Recipes for People Who Can’t Cook Good

As a typical aimless twenty-something, my busy schedule of wasting my life on the Internet and staring meaningfully into the distance often makes it  hard to find the time to eat properly. Unfortunately, articles with titles like “20-minute Meals” or “One Pot Dishes” appear to be written for people who don’t know how to cook yet have a kitchen stocked with fresh sage leaves, something called “cumin,” and a whole bunch of other stuff that sounds totally made up, along with the standard spouse and 2.5 kids. They do not address themselves to the concerns and lifestyles of those whose tiny pantry is mostly taken up by their roommates’ pretzels and boxes of mac n’ cheese, and whose part-time blogging job does not allow them to purchase fancy ingredients most of which will inevitably spoil.

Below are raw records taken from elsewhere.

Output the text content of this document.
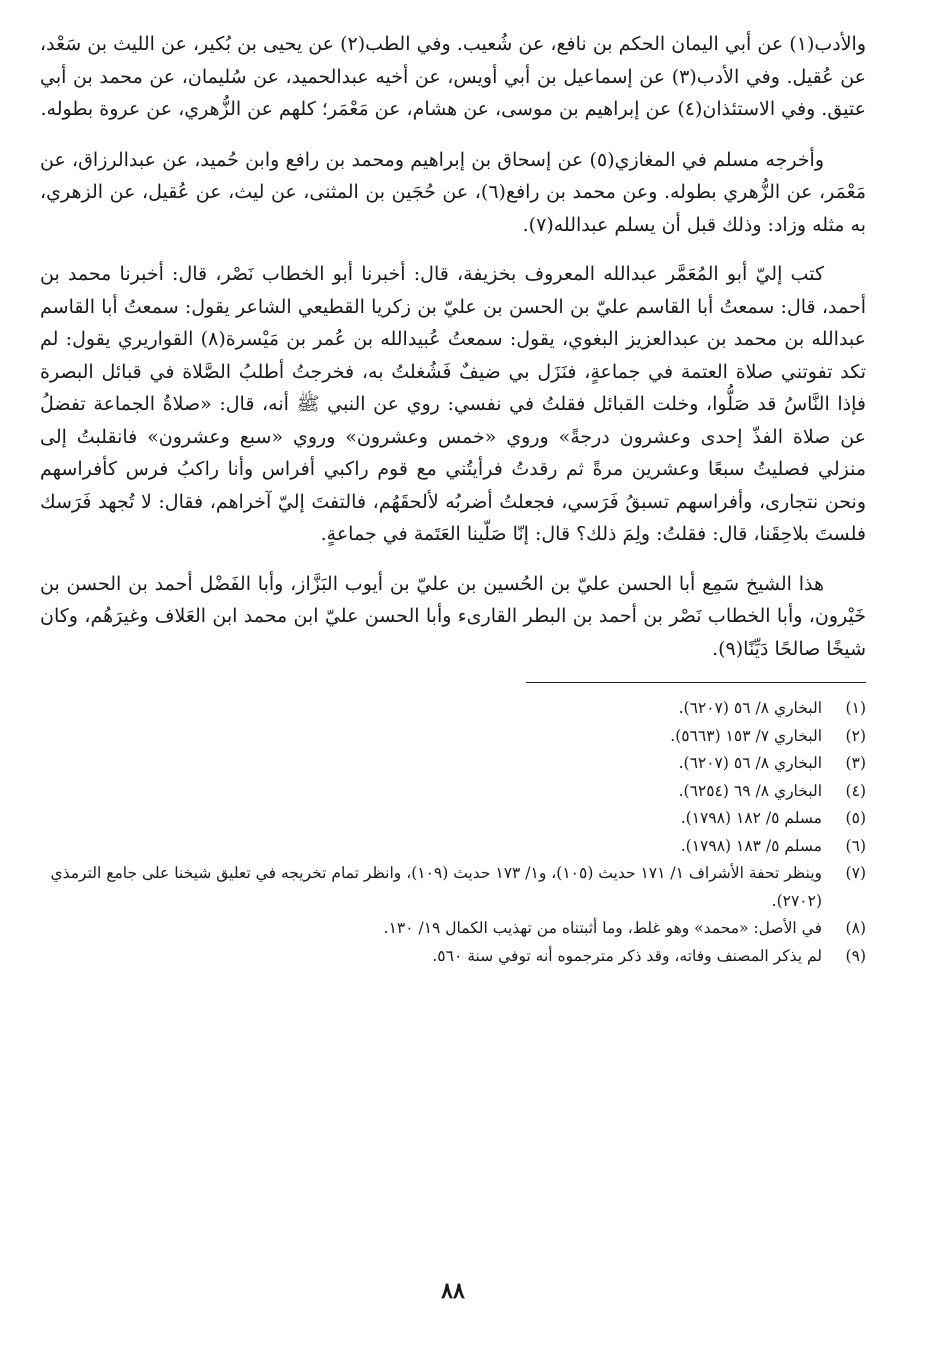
والأدب(١) عن أبي اليمان الحكم بن نافع، عن شُعيب. وفي الطب(٢) عن يحيى بن بُكير، عن الليث بن سَعْد، عن عُقيل. وفي الأدب(٣) عن إسماعيل بن أبي أويس، عن أخيه عبدالحميد، عن سُليمان، عن محمد بن أبي عتيق. وفي الاستئذان(٤) عن إبراهيم بن موسى، عن هشام، عن مَعْمَر؛ كلهم عن الزُّهري، عن عروة بطوله.

وأخرجه مسلم في المغازي(٥) عن إسحاق بن إبراهيم ومحمد بن رافع وابن حُميد، عن عبدالرزاق، عن مَعْمَر، عن الزُّهري بطوله. وعن محمد بن رافع(٦)، عن حُجَين بن المثنى، عن ليث، عن عُقيل، عن الزهري، به مثله وزاد: وذلك قبل أن يسلم عبدالله(٧).

كتب إليّ أبو المُعَمَّر عبدالله المعروف بخزيفة، قال: أخبرنا أبو الخطاب نَصْر، قال: أخبرنا محمد بن أحمد، قال: سمعتُ أبا القاسم عليّ بن الحسن بن عليّ بن زكريا القطيعي الشاعر يقول: سمعتُ أبا القاسم عبدالله بن محمد بن عبدالعزيز البغوي، يقول: سمعتُ عُبيدالله بن عُمر بن مَيْسرة(٨) القواريري يقول: لم تكد تفوتني صلاة العتمة في جماعةٍ، فنَزَل بي ضيفٌ فَشُغلتُ به، فخرجتُ أطلبُ الصَّلاة في قبائل البصرة فإذا النَّاسُ قد صَلُّوا، وخلت القبائل فقلتُ في نفسي: روي عن النبي ﷺ أنه، قال: «صلاةُ الجماعة تفضلُ عن صلاة الفذّ إحدى وعشرون درجةً» وروي «خمس وعشرون» وروي «سبع وعشرون» فانقلبتُ إلى منزلي فصليتُ سبعًا وعشرين مرةً ثم رقدتُ فرأيتُني مع قوم راكبي أفراس وأنا راكبُ فرس كأفراسهم ونحن نتجارى، وأفراسهم تسبقُ فَرَسي، فجعلتُ أضربُه لألحقَهُم، فالتفتَ إليّ آخراهم، فقال: لا تُجهد فَرَسك فلستَ بلاحِقَنا، قال: فقلتُ: ولِمَ ذلك؟ قال: إنّا صَلّينا العَتَمة في جماعةٍ.

هذا الشيخ سَمِع أبا الحسن عليّ بن الحُسين بن عليّ بن أيوب البَزَّاز، وأبا الفَضْل أحمد بن الحسن بن خَيْرون، وأبا الخطاب نَصْر بن أحمد بن البطر القارىء وأبا الحسن عليّ ابن محمد ابن العَلاف وغيرَهُم، وكان شيخًا صالحًا دَيِّنًا(٩).

(١)
البخاري ٨/ ٥٦ (٦٢٠٧).
(٢)
البخاري ٧/ ١٥٣ (٥٦٦٣).
(٣)
البخاري ٨/ ٥٦ (٦٢٠٧).
(٤)
البخاري ٨/ ٦٩ (٦٢٥٤).
(٥)
مسلم ٥/ ١٨٢ (١٧٩٨).
(٦)
مسلم ٥/ ١٨٣ (١٧٩٨).
(٧)
وينظر تحفة الأشراف ١/ ١٧١ حديث (١٠٥)، و١/ ١٧٣ حديث (١٠٩)، وانظر تمام تخريجه في تعليق شيخنا على جامع الترمذي (٢٧٠٢).
(٨)
في الأصل: «محمد» وهو غلط، وما أثبتناه من تهذيب الكمال ١٩/ ١٣٠.
(٩)
لم يذكر المصنف وفاته، وقد ذكر مترجموه أنه توفي سنة ٥٦٠.
٨٨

Clearly, what is needed is a series of recipes for people who are willing to cut up and/or mix some things and put them on the stove, but not much else. The idea is to keep it as simple and minimalist as possible while still turning out things that are hopefully a step above reheated pasta with a can of tuna dumped into it. No ingredients that you wouldn’t be able to find at the crappy Associated or Key Foods on your street, no long instructions for making your own sauce if you can buy something similar in a bottle, no perishable ingredients that only come in larger quantities than you can reasonably use by yourself, and no unnecessary garnishes or decorative crap.

With that in mind, I give you:

Creamy mushroom chicken and potatoes with spices and herbs and junk

If your final product doesn't look like this, you have completely and utterly failed.

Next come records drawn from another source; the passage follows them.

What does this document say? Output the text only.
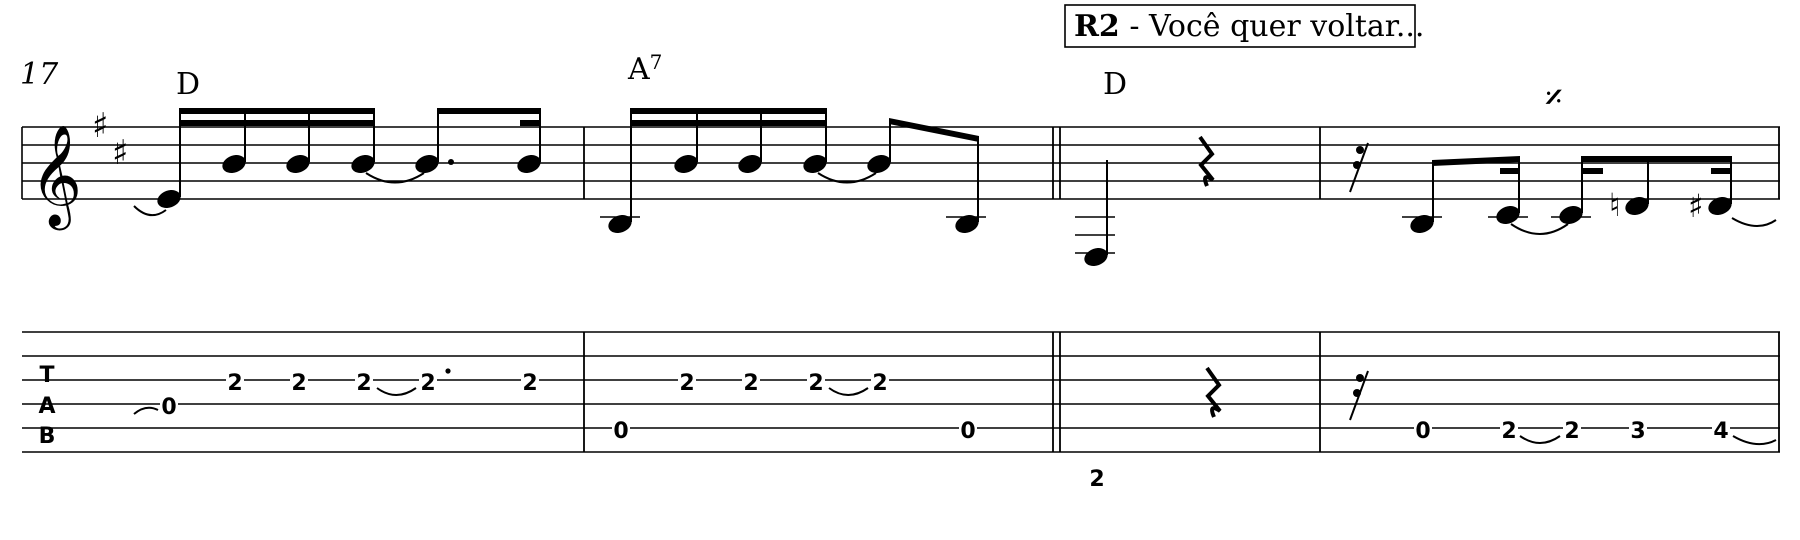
17
𝄞 ♯
♯
D	$A^7$
D
R2 - Você quer voltar...
𝄎
♮ ♯
T
A
B
0
2 2 2 2	2
0
2 2 2 2
0
2
0	2 2 3	4
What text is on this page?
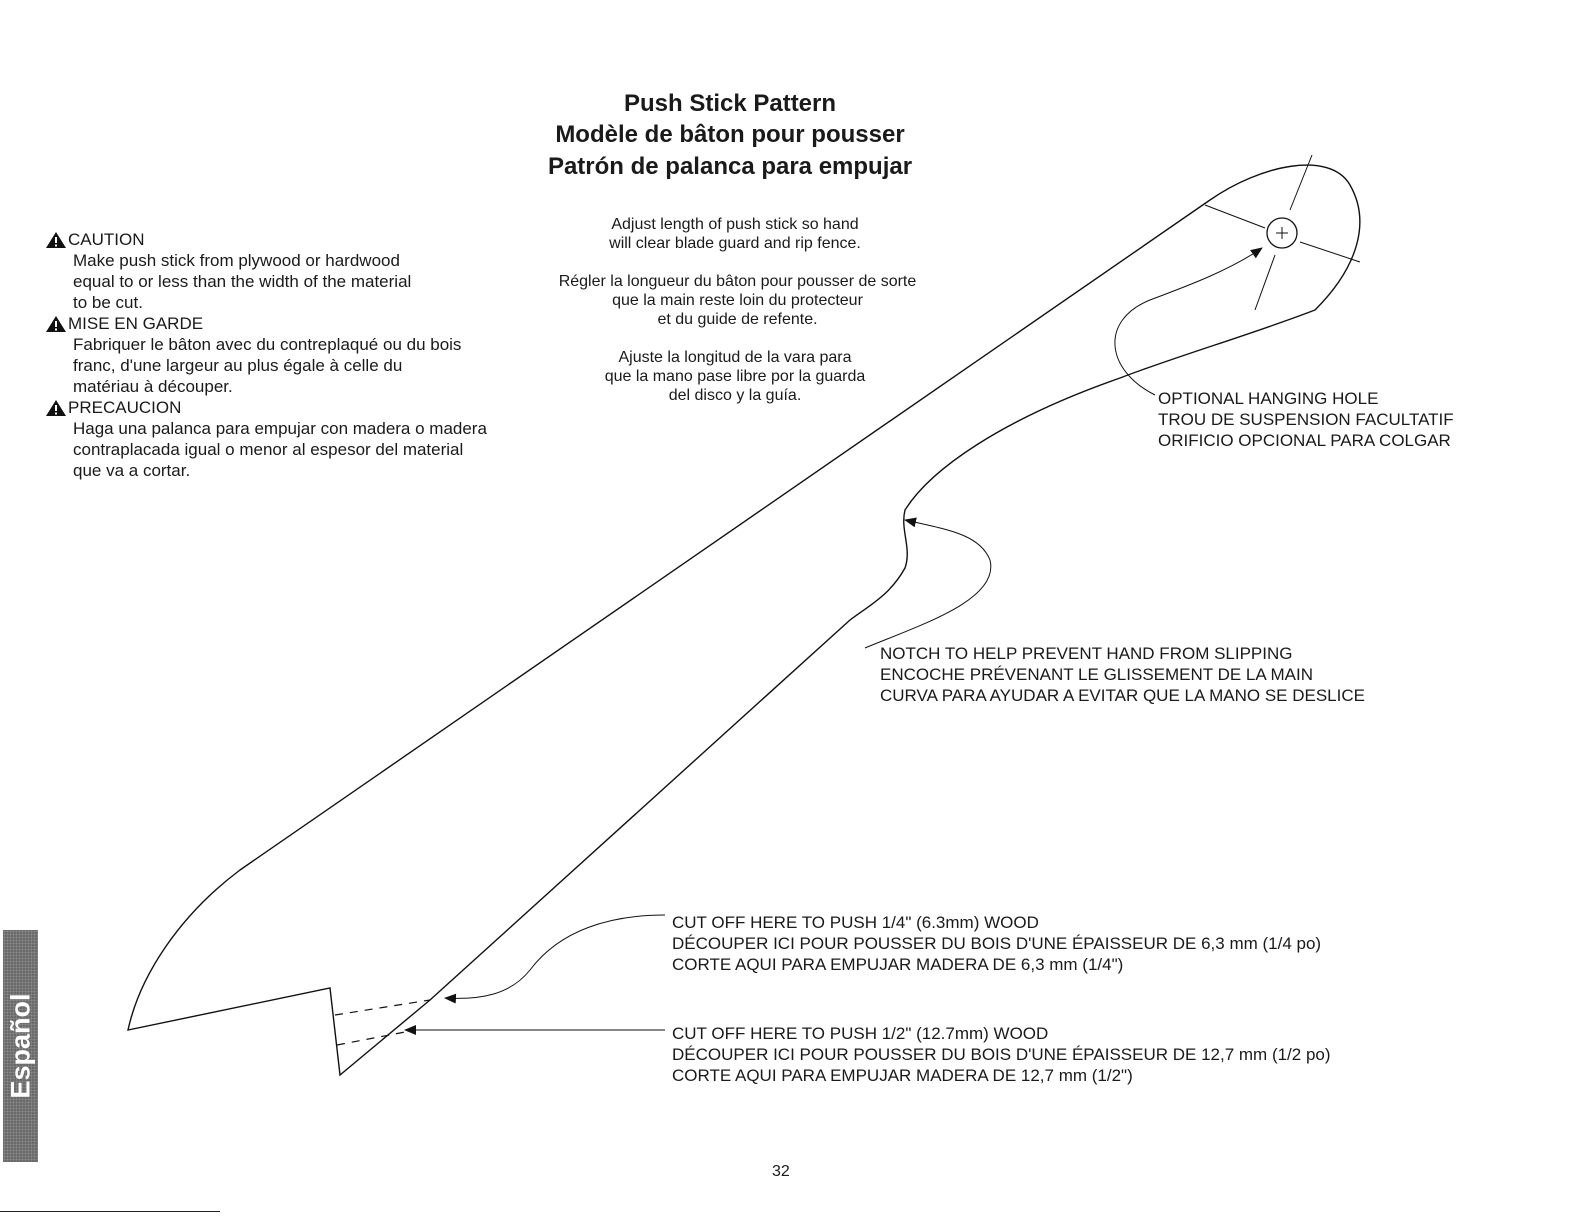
Push Stick Pattern
Modèle de bâton pour pousser
Patrón de palanca para empujar
CAUTION
Make push stick from plywood or hardwood
equal to or less than the width of the material
to be cut.
MISE EN GARDE
Fabriquer le bâton avec du contreplaqué ou du bois
franc, d'une largeur au plus égale à celle du
matériau à découper.
PRECAUCION
Haga una palanca para empujar con madera o madera
contraplacada igual o menor al espesor del material
que va a cortar.
Adjust length of push stick so hand
will clear blade guard and rip fence.
Régler la longueur du bâton pour pousser de sorte
que la main reste loin du protecteur
et du guide de refente.
Ajuste la longitud de la vara para
que la mano pase libre por la guarda
del disco y la guía.	OPTIONAL HANGING HOLE
TROU DE SUSPENSION FACULTATIF
ORIFICIO OPCIONAL PARA COLGAR
NOTCH TO HELP PREVENT HAND FROM SLIPPING
ENCOCHE PRÉVENANT LE GLISSEMENT DE LA MAIN
CURVA PARA AYUDAR A EVITAR QUE LA MANO SE DESLICE
CUT OFF HERE TO PUSH 1/4" (6.3mm) WOOD
DÉCOUPER ICI POUR POUSSER DU BOIS D'UNE ÉPAISSEUR DE 6,3 mm (1/4 po)
CORTE AQUI PARA EMPUJAR MADERA DE 6,3 mm (1/4")
CUT OFF HERE TO PUSH 1/2" (12.7mm) WOOD
DÉCOUPER ICI POUR POUSSER DU BOIS D'UNE ÉPAISSEUR DE 12,7 mm (1/2 po)
CORTE AQUI PARA EMPUJAR MADERA DE 12,7 mm (1/2")
Español
32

Makes one serving. If you’ve got a problem with that, maybe you should ask your loving partner to help you with the multiplication. Jerk.

Ingredients:

-1/4 can cream of mushroom soup
-1/2 boneless, skinless chicken breast, diced
-Marinade (lemon pepper, herb garlic, or Italian dressing)
-Some chopped fresh onion
-Some vinegar or white cooking wine

-2 red potatoes the size of small fists (if you’re a real cheapskate and insist on using regular brown potatoes, go ahead, but don’t say I didn’t warn you)
-Some salt, pepper, oregano and other random spices
-Some olive oil or vegetable oil or whatever
-Fresh garlic or garlic/onion powder

Cut up the potatoes into small pieces, like eighths or something, and put them in a bowl. Then pour some oil and whatever spices you have in your pantry on them. I don’t know how much, just go crazy. If you’ve got some real garlic, chop it up real small and toss some of that in too, otherwise just use garlic or onion powder. Then stir all that shit until the potatoes are coated. Put them on a baking tray lined with tin foil and put that in the oven at 550 degrees for like 25-30 minutes, depending on whether you remembered to preheat – I never do.

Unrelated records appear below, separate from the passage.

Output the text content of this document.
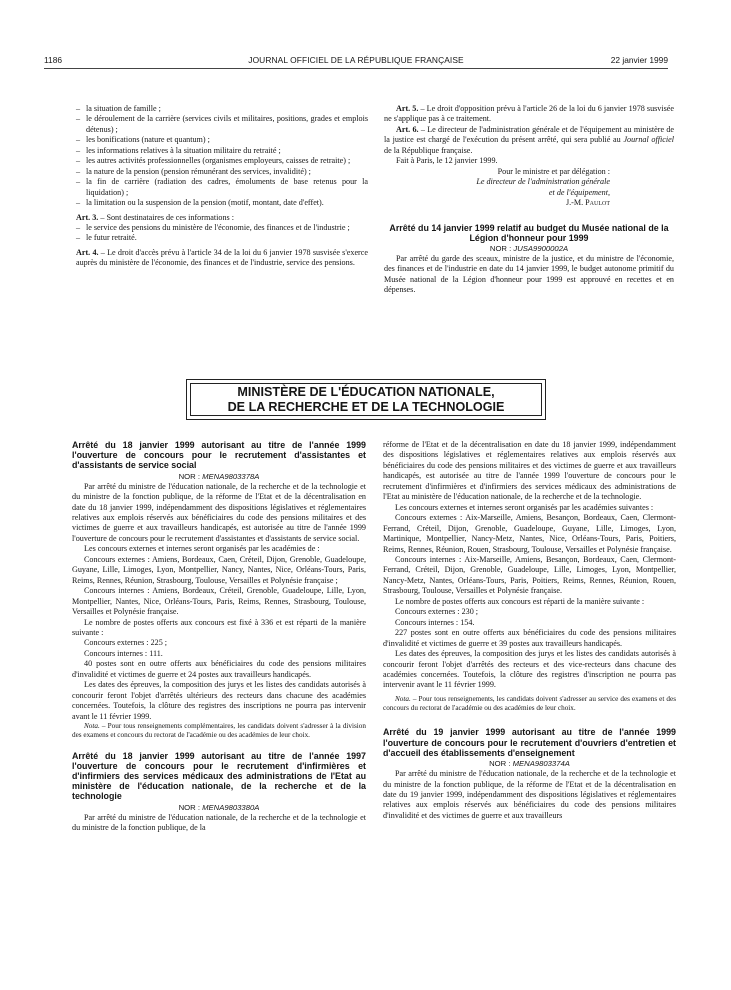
1186	JOURNAL OFFICIEL DE LA RÉPUBLIQUE FRANÇAISE	22 janvier 1999

– la situation de famille ;

– le déroulement de la carrière (services civils et militaires, positions, grades et emplois détenus) ;

– les bonifications (nature et quantum) ;

– les informations relatives à la situation militaire du retraité ;

– les autres activités professionnelles (organismes employeurs, caisses de retraite) ;

– la nature de la pension (pension rémunérant des services, invalidité) ;

– la fin de carrière (radiation des cadres, émoluments de base retenus pour la liquidation) ;

– la limitation ou la suspension de la pension (motif, montant, date d'effet).

Art. 3. – Sont destinataires de ces informations :

– le service des pensions du ministère de l'économie, des finances et de l'industrie ;

– le futur retraité.

Art. 4. – Le droit d'accès prévu à l'article 34 de la loi du 6 janvier 1978 susvisée s'exerce auprès du ministère de l'économie, des finances et de l'industrie, service des pensions.

Art. 5. – Le droit d'opposition prévu à l'article 26 de la loi du 6 janvier 1978 susvisée ne s'applique pas à ce traitement.

Art. 6. – Le directeur de l'administration générale et de l'équipement au ministère de la justice est chargé de l'exécution du présent arrêté, qui sera publié au Journal officiel de la République française.

Fait à Paris, le 12 janvier 1999.

Pour le ministre et par délégation :
Le directeur de l'administration générale
et de l'équipement,
J.-M. Paulot

Arrêté du 14 janvier 1999 relatif au budget du Musée national de la Légion d'honneur pour 1999

NOR : JUSA9900002A

Par arrêté du garde des sceaux, ministre de la justice, et du ministre de l'économie, des finances et de l'industrie en date du 14 janvier 1999, le budget autonome primitif du Musée national de la Légion d'honneur pour 1999 est approuvé en recettes et en dépenses.

MINISTÈRE DE L'ÉDUCATION NATIONALE,
DE LA RECHERCHE ET DE LA TECHNOLOGIE

Arrêté du 18 janvier 1999 autorisant au titre de l'année 1999 l'ouverture de concours pour le recrutement d'assistantes et d'assistants de service social

NOR : MENA9803378A

Par arrêté du ministre de l'éducation nationale, de la recherche et de la technologie et du ministre de la fonction publique, de la réforme de l'Etat et de la décentralisation en date du 18 janvier 1999, indépendamment des dispositions législatives et réglementaires relatives aux emplois réservés aux bénéficiaires du code des pensions militaires et des victimes de guerre et aux travailleurs handicapés, est autorisée au titre de l'année 1999 l'ouverture de concours pour le recrutement d'assistantes et d'assistants de service social.

Les concours externes et internes seront organisés par les académies de :

Concours externes : Amiens, Bordeaux, Caen, Créteil, Dijon, Grenoble, Guadeloupe, Guyane, Lille, Limoges, Lyon, Montpellier, Nancy, Nantes, Nice, Orléans-Tours, Paris, Reims, Rennes, Réunion, Strasbourg, Toulouse, Versailles et Polynésie française ;

Concours internes : Amiens, Bordeaux, Créteil, Grenoble, Guadeloupe, Lille, Lyon, Montpellier, Nantes, Nice, Orléans-Tours, Paris, Reims, Rennes, Strasbourg, Toulouse, Versailles et Polynésie française.

Le nombre de postes offerts aux concours est fixé à 336 et est réparti de la manière suivante :

Concours externes : 225 ;

Concours internes : 111.

40 postes sont en outre offerts aux bénéficiaires du code des pensions militaires d'invalidité et victimes de guerre et 24 postes aux travailleurs handicapés.

Les dates des épreuves, la composition des jurys et les listes des candidats autorisés à concourir feront l'objet d'arrêtés ultérieurs des recteurs dans chacune des académies concernées. Toutefois, la clôture des registres des inscriptions ne pourra pas intervenir avant le 11 février 1999.

Nota. – Pour tous renseignements complémentaires, les candidats doivent s'adresser à la division des examens et concours du rectorat de l'académie ou des académies de leur choix.

Arrêté du 18 janvier 1999 autorisant au titre de l'année 1997 l'ouverture de concours pour le recrutement d'infirmières et d'infirmiers des services médicaux des administrations de l'Etat au ministère de l'éducation nationale, de la recherche et de la technologie

NOR : MENA9803380A

Par arrêté du ministre de l'éducation nationale, de la recherche et de la technologie et du ministre de la fonction publique, de la

réforme de l'Etat et de la décentralisation en date du 18 janvier 1999, indépendamment des dispositions législatives et réglementaires relatives aux emplois réservés aux bénéficiaires du code des pensions militaires et des victimes de guerre et aux travailleurs handicapés, est autorisée au titre de l'année 1999 l'ouverture de concours pour le recrutement d'infirmières et d'infirmiers des services médicaux des administrations de l'Etat au ministère de l'éducation nationale, de la recherche et de la technologie.

Les concours externes et internes seront organisés par les académies suivantes :

Concours externes : Aix-Marseille, Amiens, Besançon, Bordeaux, Caen, Clermont-Ferrand, Créteil, Dijon, Grenoble, Guadeloupe, Guyane, Lille, Limoges, Lyon, Martinique, Montpellier, Nancy-Metz, Nantes, Nice, Orléans-Tours, Paris, Poitiers, Reims, Rennes, Réunion, Rouen, Strasbourg, Toulouse, Versailles et Polynésie française.

Concours internes : Aix-Marseille, Amiens, Besançon, Bordeaux, Caen, Clermont-Ferrand, Créteil, Dijon, Grenoble, Guadeloupe, Lille, Limoges, Lyon, Montpellier, Nancy-Metz, Nantes, Orléans-Tours, Paris, Poitiers, Reims, Rennes, Réunion, Rouen, Strasbourg, Toulouse, Versailles et Polynésie française.

Le nombre de postes offerts aux concours est réparti de la manière suivante :

Concours externes : 230 ;

Concours internes : 154.

227 postes sont en outre offerts aux bénéficiaires du code des pensions militaires d'invalidité et victimes de guerre et 39 postes aux travailleurs handicapés.

Les dates des épreuves, la composition des jurys et les listes des candidats autorisés à concourir feront l'objet d'arrêtés des recteurs et des vice-recteurs dans chacune des académies concernées. Toutefois, la clôture des registres d'inscription ne pourra pas intervenir avant le 11 février 1999.

Nota. – Pour tous renseignements, les candidats doivent s'adresser au service des examens et des concours du rectorat de l'académie ou des académies de leur choix.

Arrêté du 19 janvier 1999 autorisant au titre de l'année 1999 l'ouverture de concours pour le recrutement d'ouvriers d'entretien et d'accueil des établissements d'enseignement

NOR : MENA9803374A

Par arrêté du ministre de l'éducation nationale, de la recherche et de la technologie et du ministre de la fonction publique, de la réforme de l'Etat et de la décentralisation en date du 19 janvier 1999, indépendamment des dispositions législatives et réglementaires relatives aux emplois réservés aux bénéficiaires du code des pensions militaires d'invalidité et des victimes de guerre et aux travailleurs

While those are baking, heat up some oil on a frying pan, and dump in the chicken that you should’ve had marinating for at least an hour. Sprinkle some salt and pepper on it. Toss the chopped onions in there too, what the hell. Fry it for like 5 minutes or until it looks fairly solid. Then add in the 1/4 can of mushroom soup and like half a tablespoon of vinegar or a dash of white wine, and stir that all together.  Sprinkle that with some garlic powder if you want, because there’s no such thing as too much garlic. Fry it for a couple more minutes, stirring occasionally, until you see the creamy sauce start to turn brown and sticky, then TURN OFF THE FLAME WHAT THE HELL IS WRONG WITH YOU DO YOU WANT THE WHOLE GODDAMN THING TO BURN?

If you have managed to get this far without hopelessly screwing everything up, dump the creamy chicken goop on top of the potatoes that you hopefully remembered to take out of the oven and OM NOM NOM NOM. But not right away, because it’s hot and stuff.